Nach einigen Tagen verbissenen Schweigens ließ Bernd zwar wieder vernünftig mit sich reden, und es gab Stunden, die an die Zeit vor dem Vorfall erinnerten. Aber die paradiesische Heiterkeit stellte sich nicht mehr ein. Thomas merkte, dass der Kleine ihn anders als früher beobachtete und auf harmlose Bemerkungen empfindlich reagierte. Ihm selbst wurde die Anhänglichkeit des Kleinen immer häufiger lästig. Oder er bemühte sich, sie lästig zu finden. Sorry, ich hab jetzt keine Zeit. Zwei, drei Abweisungen dieser Art genügten, dass der Kleine sich in seine altersgemäßen Kreise zurückzog. Nach der Auflösung des Familienverbunds quälte sich Thomas jahrelang immer wieder mit Anfällen der Zerknirschung über sein unverständliches Spiel, im Wechsel mit Anfällen der Wut über die kindische Spielverderberei des Kleinen. Erst nachdem er sein Psychologie-Studium abgeschossen hatte, konnte Thomas sich an sein damaliges Verhalten erinnern, ohne seine Fassung wieder zu verlieren. Und irgendwann stellte er mit einer eigenartigen Mischung aus Erleichterung und Betrübnis fest, dass ihn die Erinnerung an den Vorfall emotional nicht mehr berührte.

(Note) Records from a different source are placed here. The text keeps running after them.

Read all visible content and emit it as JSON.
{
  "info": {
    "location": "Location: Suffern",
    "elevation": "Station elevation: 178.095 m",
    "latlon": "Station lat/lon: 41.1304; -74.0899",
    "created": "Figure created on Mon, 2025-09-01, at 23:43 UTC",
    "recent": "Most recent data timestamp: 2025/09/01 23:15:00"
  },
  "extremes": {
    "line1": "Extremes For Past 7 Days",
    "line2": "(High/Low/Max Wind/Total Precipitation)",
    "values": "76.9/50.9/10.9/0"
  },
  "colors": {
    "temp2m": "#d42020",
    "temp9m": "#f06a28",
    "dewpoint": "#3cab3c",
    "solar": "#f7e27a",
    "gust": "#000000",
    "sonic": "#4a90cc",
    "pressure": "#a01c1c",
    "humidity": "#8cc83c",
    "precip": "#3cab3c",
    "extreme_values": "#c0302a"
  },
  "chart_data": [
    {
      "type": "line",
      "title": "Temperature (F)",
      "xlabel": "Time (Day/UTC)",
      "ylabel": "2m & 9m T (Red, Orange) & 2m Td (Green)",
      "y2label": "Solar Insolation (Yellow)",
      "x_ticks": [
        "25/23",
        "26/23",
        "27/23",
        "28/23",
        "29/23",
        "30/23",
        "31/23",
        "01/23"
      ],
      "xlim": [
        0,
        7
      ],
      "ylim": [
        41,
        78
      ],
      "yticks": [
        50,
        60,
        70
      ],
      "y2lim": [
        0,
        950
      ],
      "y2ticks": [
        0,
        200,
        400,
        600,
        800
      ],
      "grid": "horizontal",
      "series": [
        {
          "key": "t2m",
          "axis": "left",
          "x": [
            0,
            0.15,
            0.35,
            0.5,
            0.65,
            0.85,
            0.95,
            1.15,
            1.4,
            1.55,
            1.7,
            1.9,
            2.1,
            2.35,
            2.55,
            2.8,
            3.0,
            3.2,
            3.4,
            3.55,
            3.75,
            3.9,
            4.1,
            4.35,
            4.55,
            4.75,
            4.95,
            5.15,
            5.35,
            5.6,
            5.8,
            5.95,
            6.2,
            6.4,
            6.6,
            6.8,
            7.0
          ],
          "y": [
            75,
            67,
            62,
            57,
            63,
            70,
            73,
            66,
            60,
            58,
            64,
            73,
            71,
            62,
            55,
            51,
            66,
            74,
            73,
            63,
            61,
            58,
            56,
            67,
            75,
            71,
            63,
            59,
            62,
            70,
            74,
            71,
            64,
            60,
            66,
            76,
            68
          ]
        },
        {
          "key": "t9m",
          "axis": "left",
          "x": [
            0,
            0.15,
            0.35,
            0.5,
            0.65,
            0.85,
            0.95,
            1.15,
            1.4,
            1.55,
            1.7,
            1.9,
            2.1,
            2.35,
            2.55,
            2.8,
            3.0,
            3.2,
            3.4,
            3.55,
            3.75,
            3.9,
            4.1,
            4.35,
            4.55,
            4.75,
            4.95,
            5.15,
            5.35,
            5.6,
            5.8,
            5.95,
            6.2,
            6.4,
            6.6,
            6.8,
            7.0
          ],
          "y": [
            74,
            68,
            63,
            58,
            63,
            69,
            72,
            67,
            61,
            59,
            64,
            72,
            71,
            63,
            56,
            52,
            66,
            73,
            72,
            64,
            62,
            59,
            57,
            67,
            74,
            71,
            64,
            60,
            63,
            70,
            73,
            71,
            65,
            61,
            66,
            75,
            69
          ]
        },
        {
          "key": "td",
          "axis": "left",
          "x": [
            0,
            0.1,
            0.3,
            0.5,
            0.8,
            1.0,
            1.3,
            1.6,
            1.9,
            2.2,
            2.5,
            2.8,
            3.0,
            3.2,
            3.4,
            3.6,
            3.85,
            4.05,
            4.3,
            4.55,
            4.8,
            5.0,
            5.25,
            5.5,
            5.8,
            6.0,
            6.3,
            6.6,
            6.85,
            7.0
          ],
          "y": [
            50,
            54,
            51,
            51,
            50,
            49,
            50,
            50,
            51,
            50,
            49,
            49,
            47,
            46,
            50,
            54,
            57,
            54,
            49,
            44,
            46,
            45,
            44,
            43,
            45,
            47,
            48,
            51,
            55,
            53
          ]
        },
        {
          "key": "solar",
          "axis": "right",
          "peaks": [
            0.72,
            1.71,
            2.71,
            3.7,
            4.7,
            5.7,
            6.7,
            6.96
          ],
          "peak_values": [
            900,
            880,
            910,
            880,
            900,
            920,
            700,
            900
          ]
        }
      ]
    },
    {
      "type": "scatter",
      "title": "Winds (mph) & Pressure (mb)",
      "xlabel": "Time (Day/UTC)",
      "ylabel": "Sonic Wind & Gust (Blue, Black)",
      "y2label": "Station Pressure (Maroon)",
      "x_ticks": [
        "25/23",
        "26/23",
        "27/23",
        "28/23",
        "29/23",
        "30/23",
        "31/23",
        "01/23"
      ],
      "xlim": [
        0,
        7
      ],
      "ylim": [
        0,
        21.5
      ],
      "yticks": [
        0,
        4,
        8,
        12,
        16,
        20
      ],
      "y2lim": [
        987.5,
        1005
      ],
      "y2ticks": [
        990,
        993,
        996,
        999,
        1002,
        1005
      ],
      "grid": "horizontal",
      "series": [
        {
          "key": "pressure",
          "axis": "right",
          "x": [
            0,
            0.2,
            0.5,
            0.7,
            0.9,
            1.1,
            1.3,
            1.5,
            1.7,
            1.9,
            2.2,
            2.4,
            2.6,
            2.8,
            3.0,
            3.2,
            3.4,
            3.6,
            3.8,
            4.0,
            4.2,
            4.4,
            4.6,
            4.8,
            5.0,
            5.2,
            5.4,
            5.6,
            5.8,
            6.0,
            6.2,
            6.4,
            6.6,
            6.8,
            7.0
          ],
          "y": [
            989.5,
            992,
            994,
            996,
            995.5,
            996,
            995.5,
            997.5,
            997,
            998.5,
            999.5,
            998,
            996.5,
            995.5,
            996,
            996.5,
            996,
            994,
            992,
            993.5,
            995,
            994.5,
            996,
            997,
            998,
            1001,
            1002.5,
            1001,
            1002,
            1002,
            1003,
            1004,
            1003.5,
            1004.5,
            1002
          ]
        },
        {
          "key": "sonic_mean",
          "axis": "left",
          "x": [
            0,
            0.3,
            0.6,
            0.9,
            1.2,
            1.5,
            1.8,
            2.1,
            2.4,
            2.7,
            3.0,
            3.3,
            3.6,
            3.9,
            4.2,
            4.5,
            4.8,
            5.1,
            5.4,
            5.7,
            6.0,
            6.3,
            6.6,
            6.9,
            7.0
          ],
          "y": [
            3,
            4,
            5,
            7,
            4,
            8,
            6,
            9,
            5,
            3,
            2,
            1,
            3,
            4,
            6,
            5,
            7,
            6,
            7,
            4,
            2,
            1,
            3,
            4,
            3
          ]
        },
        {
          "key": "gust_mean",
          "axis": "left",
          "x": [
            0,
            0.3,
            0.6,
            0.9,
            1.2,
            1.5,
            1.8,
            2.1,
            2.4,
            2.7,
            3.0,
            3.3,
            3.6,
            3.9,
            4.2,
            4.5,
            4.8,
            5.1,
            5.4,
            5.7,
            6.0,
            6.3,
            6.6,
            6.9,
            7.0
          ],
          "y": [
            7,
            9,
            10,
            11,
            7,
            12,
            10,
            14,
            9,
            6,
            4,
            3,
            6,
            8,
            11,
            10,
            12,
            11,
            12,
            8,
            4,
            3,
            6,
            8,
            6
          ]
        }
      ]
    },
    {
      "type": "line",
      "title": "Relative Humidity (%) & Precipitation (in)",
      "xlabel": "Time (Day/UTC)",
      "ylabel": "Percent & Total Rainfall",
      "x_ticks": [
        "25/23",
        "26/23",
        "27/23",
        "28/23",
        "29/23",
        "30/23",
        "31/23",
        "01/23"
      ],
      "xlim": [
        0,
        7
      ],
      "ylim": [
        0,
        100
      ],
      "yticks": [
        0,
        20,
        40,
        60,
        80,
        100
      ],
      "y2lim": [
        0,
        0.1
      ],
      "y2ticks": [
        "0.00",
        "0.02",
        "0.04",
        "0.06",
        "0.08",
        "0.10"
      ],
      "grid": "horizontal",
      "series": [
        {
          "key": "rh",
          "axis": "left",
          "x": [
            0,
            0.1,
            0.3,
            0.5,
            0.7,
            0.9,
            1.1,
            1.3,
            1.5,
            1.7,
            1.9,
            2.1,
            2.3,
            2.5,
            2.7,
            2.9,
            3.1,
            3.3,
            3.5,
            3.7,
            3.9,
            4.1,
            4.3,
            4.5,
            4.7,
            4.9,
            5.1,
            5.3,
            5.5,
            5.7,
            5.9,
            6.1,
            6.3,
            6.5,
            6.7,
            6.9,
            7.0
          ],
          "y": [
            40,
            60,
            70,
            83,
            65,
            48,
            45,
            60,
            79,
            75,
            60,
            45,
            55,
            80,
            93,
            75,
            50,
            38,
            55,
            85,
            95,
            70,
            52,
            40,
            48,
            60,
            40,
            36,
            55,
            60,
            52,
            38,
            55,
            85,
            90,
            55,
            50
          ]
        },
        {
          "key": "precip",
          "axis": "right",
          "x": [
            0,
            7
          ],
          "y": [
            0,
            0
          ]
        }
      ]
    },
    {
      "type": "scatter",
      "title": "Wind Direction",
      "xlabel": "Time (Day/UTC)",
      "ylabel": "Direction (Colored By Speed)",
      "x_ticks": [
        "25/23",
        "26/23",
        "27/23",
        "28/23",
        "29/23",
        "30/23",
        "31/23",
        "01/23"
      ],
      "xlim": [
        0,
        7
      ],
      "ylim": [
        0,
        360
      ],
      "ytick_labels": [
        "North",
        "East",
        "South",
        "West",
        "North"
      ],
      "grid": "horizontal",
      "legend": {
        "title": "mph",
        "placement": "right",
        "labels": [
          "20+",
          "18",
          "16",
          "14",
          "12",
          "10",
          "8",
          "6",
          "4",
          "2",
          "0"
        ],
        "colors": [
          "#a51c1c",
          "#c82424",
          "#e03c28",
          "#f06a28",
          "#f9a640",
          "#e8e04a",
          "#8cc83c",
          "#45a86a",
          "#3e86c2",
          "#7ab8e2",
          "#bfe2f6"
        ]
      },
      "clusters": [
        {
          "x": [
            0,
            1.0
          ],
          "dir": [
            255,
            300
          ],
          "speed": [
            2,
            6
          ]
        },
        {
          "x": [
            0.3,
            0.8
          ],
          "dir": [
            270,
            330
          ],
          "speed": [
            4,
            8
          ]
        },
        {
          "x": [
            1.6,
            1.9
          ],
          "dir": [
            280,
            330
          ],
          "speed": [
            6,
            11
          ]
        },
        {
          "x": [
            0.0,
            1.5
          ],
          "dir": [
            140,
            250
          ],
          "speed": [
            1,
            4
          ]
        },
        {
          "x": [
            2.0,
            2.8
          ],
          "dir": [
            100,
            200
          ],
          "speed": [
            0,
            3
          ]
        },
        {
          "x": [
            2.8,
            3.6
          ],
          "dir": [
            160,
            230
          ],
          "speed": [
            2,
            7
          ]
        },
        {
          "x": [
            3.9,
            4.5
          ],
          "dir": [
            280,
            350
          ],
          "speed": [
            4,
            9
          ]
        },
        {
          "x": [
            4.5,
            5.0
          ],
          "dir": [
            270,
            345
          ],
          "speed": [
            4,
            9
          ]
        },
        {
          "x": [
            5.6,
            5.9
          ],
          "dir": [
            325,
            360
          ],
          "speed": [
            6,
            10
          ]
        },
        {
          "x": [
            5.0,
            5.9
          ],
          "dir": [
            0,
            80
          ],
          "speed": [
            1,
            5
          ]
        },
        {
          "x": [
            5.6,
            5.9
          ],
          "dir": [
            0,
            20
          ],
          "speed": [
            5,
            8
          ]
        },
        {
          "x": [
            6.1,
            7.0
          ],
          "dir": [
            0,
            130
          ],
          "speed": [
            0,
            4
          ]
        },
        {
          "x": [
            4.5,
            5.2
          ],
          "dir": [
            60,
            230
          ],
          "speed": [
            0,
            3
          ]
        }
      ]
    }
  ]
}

Beim Zähneputzen fiel Thomas das Telefonat mit seinem Bruder wieder ein. Er erinnerte sich, wie ihn mitten im Gespräch eine Welle der Zuneigung überspült hatte. Bezog sich dieses weiche Gefühl wirklich nur auf den Bruder oder hatte Bernd ein Bedürfnis nach den sozialen Sicherheiten und der besonderen Atmosphäre in der Familie in ihm erweckt? Vielleicht sollte er die Initiative zu einem Familientreffen ergreifen. Mit allen Ehemaligen. Und mit den Hinzugekommenen und möglicherweise Hinzukommenden? In Berlin? In Konstanz? In Hamburg? In Friedrichshafen? Wie wäre es mit Rostock? Ohne Else wäre es kein wirkliches Familientreffen. Aber musste man dann auch die Anwesenheit ihres jetzigen Lebensgefährten in Kauf nehmen? Kurz vor dem Einschlafen schwor Thomas sich darauf ein, seinen spontanen Abendeinfall nicht wie so manchen ähnlichen Einfall in der Morgenschwere wieder zu verwerfen.